On the first night of the Estes Park Yoga Jounral Conference, John Friend read aloud from the mission statement that he wrote eleven years ago when he first articulated the intention of Anusara Yoga. The most striking piece of the statement was its emphasis on the community. As he introduced each Anusara teacher who would be presenting this week, they each spoke with gratitude about their practice and the community that supported them. He then introduced his staff. He knew each and every name.
And here is where Anusara blooms. The first precept of Anusara yoga is shakti: seeing the good, the divine, in each and every person. Opening to grace. Many teachers expressed deep gratitude that they had found a community that, as Christina Sell said, “testifies for her.” Her community has her back, she has their, and around and around it goes.
Now, this shouldn’t be such a rare occurrence, but I will venture that too many of us to not feel connected to an authentic sense of community. To take a salient detour, my partner recently attended a Korean birthday party. He was struck by the warmth and support that the Korean community showed for the birthday of one seven-year-old girl. He noted that these were working class people who did not have a lot of extra money, but who seemed happy and glad to be with each other. There was a sense they trusted and supported each other. And within their community, each person had a place of importance. What is most shocking about this experience isn’t that the Korean community was supportive, but that my partner – a man who makes friendship a priority – feels the absence of such a community in his own life.
Many of us share this feeling of isolation. Because community isn’t only about friendship. Community mean having a civic voice and value. The American dream determines our importance by our success. We idolize individualism. Proud and independent, we compete, rather than cooperate. Despite our friendships, we feel a lack of belonging.
As John Friend has so beautifully demonstrated, yoga offers us the opportunity to reclaim a this needed community. A community of like-minded, spiritually curious people who desire greater well-being. Rather than go to class and remain isolated on our mat, why don’t we seize the opportunity to create community through our practice?

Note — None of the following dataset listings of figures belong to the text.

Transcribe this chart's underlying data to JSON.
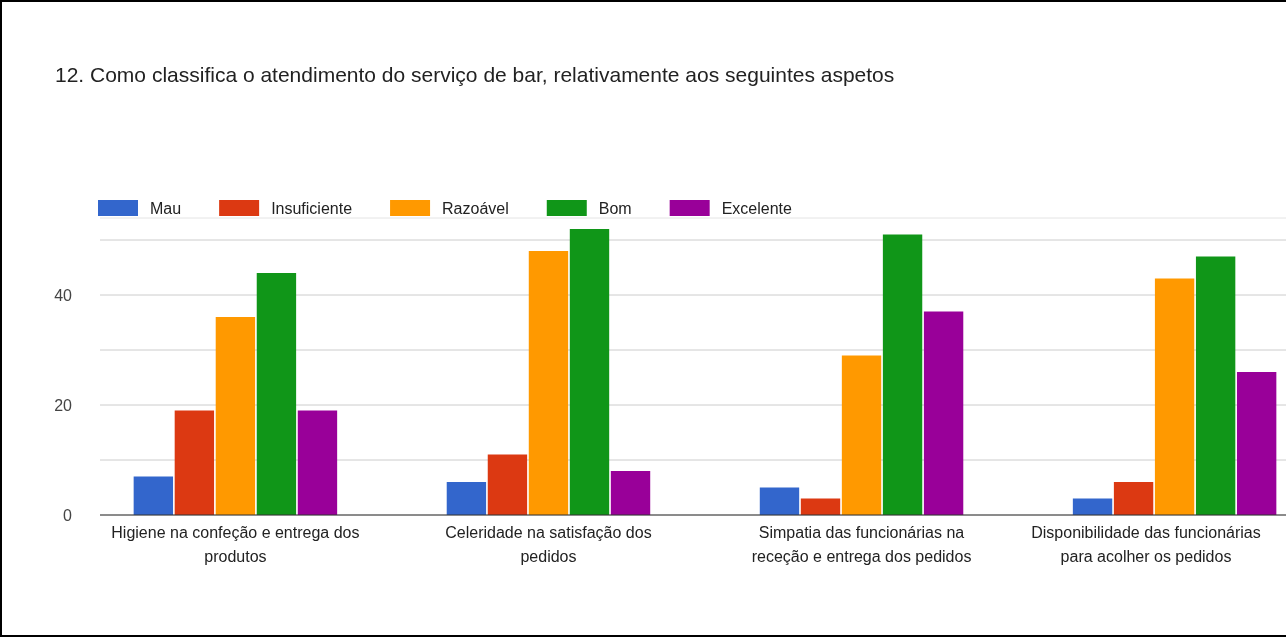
{
  "chart_data": {
    "type": "bar",
    "title": "12. Como classifica o atendimento do serviço de bar, relativamente aos seguintes aspetos",
    "categories": [
      "Higiene na confeção e entrega dos produtos",
      "Celeridade na satisfação dos pedidos",
      "Simpatia das funcionárias na receção e entrega dos pedidos",
      "Disponibilidade das funcionárias para acolher os pedidos"
    ],
    "series": [
      {
        "name": "Mau",
        "color": "#3366cc",
        "values": [
          7,
          6,
          5,
          3
        ]
      },
      {
        "name": "Insuficiente",
        "color": "#dc3912",
        "values": [
          19,
          11,
          3,
          6
        ]
      },
      {
        "name": "Razoável",
        "color": "#ff9900",
        "values": [
          36,
          48,
          29,
          43
        ]
      },
      {
        "name": "Bom",
        "color": "#109618",
        "values": [
          44,
          52,
          51,
          47
        ]
      },
      {
        "name": "Excelente",
        "color": "#990099",
        "values": [
          19,
          8,
          37,
          26
        ]
      }
    ],
    "ylim": [
      0,
      54
    ],
    "yticks": [
      0,
      {
        "value": 10,
        "label": null
      },
      20,
      {
        "value": 30,
        "label": null
      },
      40,
      {
        "value": 50,
        "label": null
      }
    ],
    "grid": "y",
    "legend": "top left"
  }
}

To recognize the people to either side of us as members of our tribe, or as John Friend says, members of the “merry band”. We don’t need to be Anusara yogis to tap into this potential. We can recognize our community wherever we are, and begin to weave the threads between us a little tighter. It is no coincidence that tantra means “weave” or “loom.” Through the practice, we create a tapestry of human connection in which to explore our deeper wisdom and brightest potential. Testify!